# Abel, Niels Henrik (1802–1829)

Niels Abel was a Norwegian mathematician born at Findö, Christiansand, who, independently of his contemporary Évariste Galois, pioneered group theory and proved that there are no algebraic solutions of the general quintic equation. Both Abel and Galois died tragically young – Abel of tuberculosis, Galois in a duel.

While a student in Christiania (now Oslo), Abel thought he had discovered how to solve the general quintic algebraically, but soon corrected himself in a famous pamphlet published in 1824. In this early paper, Abel showed the impossibility of solving the general quintic by means of radicals, thus laying to rest a problem that had perplexed mathematicians since the mid-16th century.

Abel, chronically poor throughout his life, was granted a small stipend by the Norwegian government that allowed him to go on a mathematical tour of Germany and France. In Berlin he met Leopold Crelle (1780–1856) and helped him found, in 1826, a famous journal, the first in the world devoted to mathematical research. Its first three volumes contained 22 of Abel's papers, ensuring lasting fame for both Abel and Crelle.

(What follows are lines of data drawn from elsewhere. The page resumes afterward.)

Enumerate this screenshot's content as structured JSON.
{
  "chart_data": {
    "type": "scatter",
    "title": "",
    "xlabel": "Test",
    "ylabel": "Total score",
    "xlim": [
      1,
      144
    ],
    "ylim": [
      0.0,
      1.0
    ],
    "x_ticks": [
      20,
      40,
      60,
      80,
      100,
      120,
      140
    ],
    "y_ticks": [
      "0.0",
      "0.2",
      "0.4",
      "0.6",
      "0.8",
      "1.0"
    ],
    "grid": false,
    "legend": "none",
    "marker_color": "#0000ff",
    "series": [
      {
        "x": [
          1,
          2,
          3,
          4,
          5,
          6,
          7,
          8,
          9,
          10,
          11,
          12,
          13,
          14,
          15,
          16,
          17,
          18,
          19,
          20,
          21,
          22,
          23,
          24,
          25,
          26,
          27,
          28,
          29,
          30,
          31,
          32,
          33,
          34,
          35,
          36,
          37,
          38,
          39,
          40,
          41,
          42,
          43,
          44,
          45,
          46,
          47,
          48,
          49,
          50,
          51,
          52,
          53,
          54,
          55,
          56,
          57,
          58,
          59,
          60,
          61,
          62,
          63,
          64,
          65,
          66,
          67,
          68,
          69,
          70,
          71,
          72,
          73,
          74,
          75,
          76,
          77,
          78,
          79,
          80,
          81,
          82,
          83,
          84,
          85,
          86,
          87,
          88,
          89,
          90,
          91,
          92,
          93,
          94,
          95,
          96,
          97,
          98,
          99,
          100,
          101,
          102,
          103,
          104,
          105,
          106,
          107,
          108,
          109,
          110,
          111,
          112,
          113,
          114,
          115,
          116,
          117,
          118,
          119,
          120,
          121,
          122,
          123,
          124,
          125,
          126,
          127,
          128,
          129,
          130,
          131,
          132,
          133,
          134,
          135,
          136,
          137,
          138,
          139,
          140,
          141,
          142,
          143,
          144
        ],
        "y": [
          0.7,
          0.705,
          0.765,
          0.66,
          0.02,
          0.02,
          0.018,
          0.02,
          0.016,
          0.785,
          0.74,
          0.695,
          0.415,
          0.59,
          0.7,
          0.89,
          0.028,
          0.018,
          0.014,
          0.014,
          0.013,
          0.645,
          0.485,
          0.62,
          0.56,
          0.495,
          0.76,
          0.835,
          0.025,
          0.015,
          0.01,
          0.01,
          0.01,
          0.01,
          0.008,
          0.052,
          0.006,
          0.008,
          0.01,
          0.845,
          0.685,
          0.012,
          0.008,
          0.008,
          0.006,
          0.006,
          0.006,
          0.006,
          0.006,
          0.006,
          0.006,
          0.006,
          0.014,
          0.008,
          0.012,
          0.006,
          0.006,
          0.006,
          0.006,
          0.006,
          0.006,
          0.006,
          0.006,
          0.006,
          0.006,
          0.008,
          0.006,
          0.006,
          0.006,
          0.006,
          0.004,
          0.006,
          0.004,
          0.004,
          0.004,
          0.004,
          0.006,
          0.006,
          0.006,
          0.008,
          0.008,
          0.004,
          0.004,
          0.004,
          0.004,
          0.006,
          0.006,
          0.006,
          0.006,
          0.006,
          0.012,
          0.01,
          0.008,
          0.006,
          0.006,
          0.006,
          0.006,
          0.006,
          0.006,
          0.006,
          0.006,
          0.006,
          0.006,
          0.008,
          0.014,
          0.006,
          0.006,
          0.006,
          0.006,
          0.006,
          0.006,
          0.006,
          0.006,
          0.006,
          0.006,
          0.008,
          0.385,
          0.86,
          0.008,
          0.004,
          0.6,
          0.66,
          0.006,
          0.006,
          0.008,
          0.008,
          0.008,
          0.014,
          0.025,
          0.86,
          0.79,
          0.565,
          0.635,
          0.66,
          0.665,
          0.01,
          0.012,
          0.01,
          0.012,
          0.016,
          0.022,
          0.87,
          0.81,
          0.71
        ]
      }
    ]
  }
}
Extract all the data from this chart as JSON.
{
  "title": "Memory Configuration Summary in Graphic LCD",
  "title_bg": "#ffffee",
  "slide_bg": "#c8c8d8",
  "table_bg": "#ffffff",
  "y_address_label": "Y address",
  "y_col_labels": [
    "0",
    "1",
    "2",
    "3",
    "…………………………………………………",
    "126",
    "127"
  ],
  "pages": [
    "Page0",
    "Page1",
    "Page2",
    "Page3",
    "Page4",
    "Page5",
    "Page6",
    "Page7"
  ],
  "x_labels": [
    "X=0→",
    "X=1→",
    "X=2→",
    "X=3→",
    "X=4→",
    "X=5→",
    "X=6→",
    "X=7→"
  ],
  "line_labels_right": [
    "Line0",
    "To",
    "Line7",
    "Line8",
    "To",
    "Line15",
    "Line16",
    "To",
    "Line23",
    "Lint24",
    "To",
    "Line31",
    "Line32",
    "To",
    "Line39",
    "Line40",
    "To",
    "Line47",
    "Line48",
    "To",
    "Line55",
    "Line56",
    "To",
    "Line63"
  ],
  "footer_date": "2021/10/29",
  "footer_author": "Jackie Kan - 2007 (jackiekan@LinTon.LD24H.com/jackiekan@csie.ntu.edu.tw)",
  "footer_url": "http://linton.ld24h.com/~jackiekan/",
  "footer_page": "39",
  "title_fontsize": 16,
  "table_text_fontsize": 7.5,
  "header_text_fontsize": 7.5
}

Abel revolutionized the important area of elliptic integrals with his theory of elliptic functions, contributed to the theory of infinite series, and founded the theory of commutative groups, known today as Abelian groups (see below). Yet his work was never properly appreciated during his life and, impoverished and ill, he returned to Norway unable to obtain a teaching position. Two days after his death, a delayed letter was delivered in which Abel was belatedly offered a post at the University of Berlin.

## Abelian group

An Abelian group is a group that is commutative – in other words, in which the result of multiplying one member of
the group by another is independent of the order of multiplication (i.e., *AB* = *BA*, where *A*, *B* are any two elements
in the group). Abelian groups are a generalization the arithmetic of addition of integers.

Abelian groups are of central importance in modern mathematics, most notably in algebraic topology. Examples of Abelian groups include the real numbers (under addition), the non-zero real numbers (under multiplication), and all cyclic groups, such as the integers (under addition). Compare with non-Abelian.